Lawyers deliver oral arguments to appellate court on ESPN lawsuit
Observer Staff Report | Thursday, February 25, 2016
Attorneys from Notre Dame and ESPN delivered oral arguments before a three-judge panel in the Indiana Court of Appeals on Wednesday, the latest development in a lawsuit hinging on Notre Dame Security Police’s (NDSP) status as either a public or private agency, the South Bend Tribune reported Tuesday afternoon.
ESPN argued in its appeal that Indiana’s Access to Public Records Act (APRA), in its current state, applies to private campus police departments, despite the decision issued in Notre Dame’s favor by St. Joseph Superior Court Judge Steven Hostetler last April.
“What we know from Notre Dame’s own crime logs is they arrest, search, interrogate for crimes such as rape, burglary, larceny, aggravated battery, counterfeit, drug possession, DUIs — these are not the actions of your library security guard who is there to make sure that kids don’t take books,” ESPN attorney Maggie Smith said, according to an audio recording of the oral arguments available on the Indiana Judicial Branch’s website.
ESPN filed a lawsuit against the University in January 2015 after NDSP refused to release incident reports related to student-athletes on two separate occasions.
Since October 2014, two state officials — Public Access Counselor Luke Britt and Attorney General Greg Zoeller — have said they believe Notre Dame to be subject to APRA. Although Hostetler ruled in Notre Dame’s favor, he said there were “persuasive reasons” for the Indiana legislature to amend public record laws.
During the appeal, the judges referenced Indiana House Bill 1022, which would change state law to require private university police departments to disclose certain records. The bill passed unanimously in the Senate in January and will soon be voted on in the Senate.
Throughout the trial process, Notre Dame has maintained its stance that Indiana lawmakers did not intend for APRA to apply to private colleges and universities.
“Certainly, the question before the court here is whether or not the Notre Dame police department is a public agency subject to the law,” Notre Dame attorney Damon Leichty said. “… We think the statute is plainly clear. We think the specific provision that defines ‘law enforcement agency’ clearly does not capture this department.”
Leichty said NDSP derives its power to arrest from the Notre Dame Board of Trustees, not the state.
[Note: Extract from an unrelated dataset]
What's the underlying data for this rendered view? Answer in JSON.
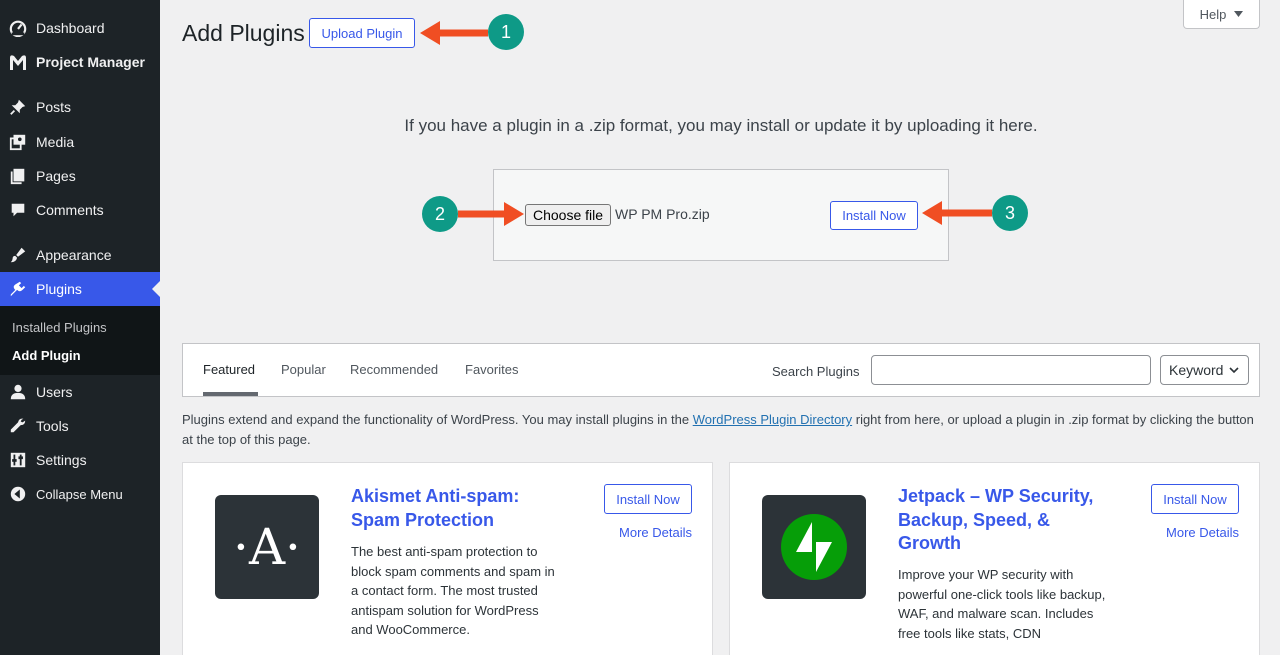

However, Judge Rudolph Pyle questioned how this power to arrest was “magically” given to the Board of Trustees, when the state of Indiana is listed as the authority behind any charges.
NDSP currently releases a limited amount of information about campus crimes, in compliance with the Cleary Act, which applies to all schools that receive federal funding.
Smith argued there are already mechanisms in place that allow public colleges and universities to fulfill with their Cleary Act obligations and their obligations to comply with public record laws.
“The functions performed by the Notre Dame police department, in its context of being an educational police force, are exactly the same as the functions performed from IU, Purdue, Ball State,” she said. “[They] are subject to both, and they do it just fine.”
If the court finds private universities to be subject to public record laws, Leichty said other private entities with police departments — including hospitals, investigation agencies and railroad companies — would be impacted.
Chief Judge Nancy Vaidik said the court would issue a ruling “as soon as possible,” though she did not provide a timeline.